One of my favorite authors among Software Architects, IBM Fellow Grady Booch, made this reference to AlphaGo, IBM’s program built to play the board game Go, in April of 2016:

"...there are things neural networks can't easily do and likely never will. AlphaGo can't reason about why it made a particular move." – Grady Booch

Grady went on to refer to the concept of “Hybrid A.I.” as a means of developing systems that can make complex decisions requiring the processing of huge datasets, while still being able to explain the rationale behind those decisions.

While not exactly the type of system Grady was describing, it reminded me of a solution I was involved with creating that ultimately became a hybrid of an iterative, imperative system and a combinatorial optimization engine.  The resulting solution was able to both determine the optimum solution for a problem with significant data requirements, while still being able to provide information to support the decision, both to prove it was correct, and to help the users learn how to best use it.

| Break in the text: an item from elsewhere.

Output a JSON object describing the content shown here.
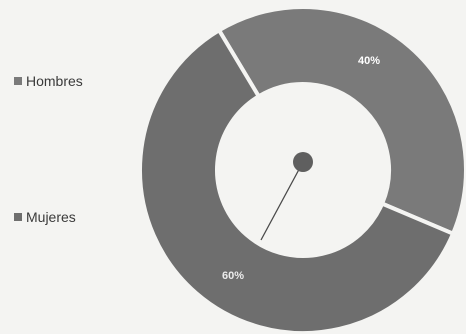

The problem looked something like this:

Ideal Solution Space

There are many possible ways to allocate work assignments among employees.  Some of those allocations would not be legal, perhaps because the employee is not qualified for that assignment, or because of time limits on how much he or she can work.  Other options may be legal, but are not ideal.  The assignment may be sub-optimal for the employee who may have a schedule conflict or other preference against that particular assignment, or for the company which may not be able to easily fill the assignment with anyone else.

The complexity in this problem comes from the fact that this diagram is different for each employee to be assigned.  Each employee has their own set of preferences and legalities, and the preferences of the company are probably different for each employee.  It is likely that many employees will not be able to get an assignment that falls into the “Ideal Solution” area of the drawing.  If there were just a few employees and a supervisor was making these decisions, that person would have to explain his or her rationale to the employees who did not get the assignments they wanted, or to the bosses if company requirements could not be met. If an optimization solution made the decisions purely on the basis of a mathematical model, we could be guaranteed the best solution based on our criteria, but would have no way to explain how one person got an assignment that another wanted, or why company preferences were ignored in any individual case.

The resulting hybrid approach started by eliminating illegal options, and then looking at the most important detail and assigning the best fit for that detail to the solution set.  That is, if the most important feature to the model was the wishes of the most senior employee, that employee’s request would be added to the solution. The optimization engine would then be run to be sure that a feasible solution was still available.  As long as an answer could still be found that didn’t violate any of the hard constraints, the selection was fixed in the solution and the next employee’s wishes addressed.  If a feasible solution could not be found using the selected option, that selection would be recorded along with the result of the optimization and the state of the model at the time of processing.  This allows the reasoning behind each decision to be exposed to the users.

A very simplified diagram of the process is shown below.

Hybrid Decision Making

Each time the green diamond testing “Is the solution still feasible?” is hit, the optimization model is run to verify that a solution can be found.  It is this hybrid process, the iterative execution of a combinatorial solution engine, that gives this tool its ability to both answer the question of how to do things, while also being able to answer the question of why it needs to be done this way.

Like Grady, I expect we will see many more examples of these types of hybrids in the very near future.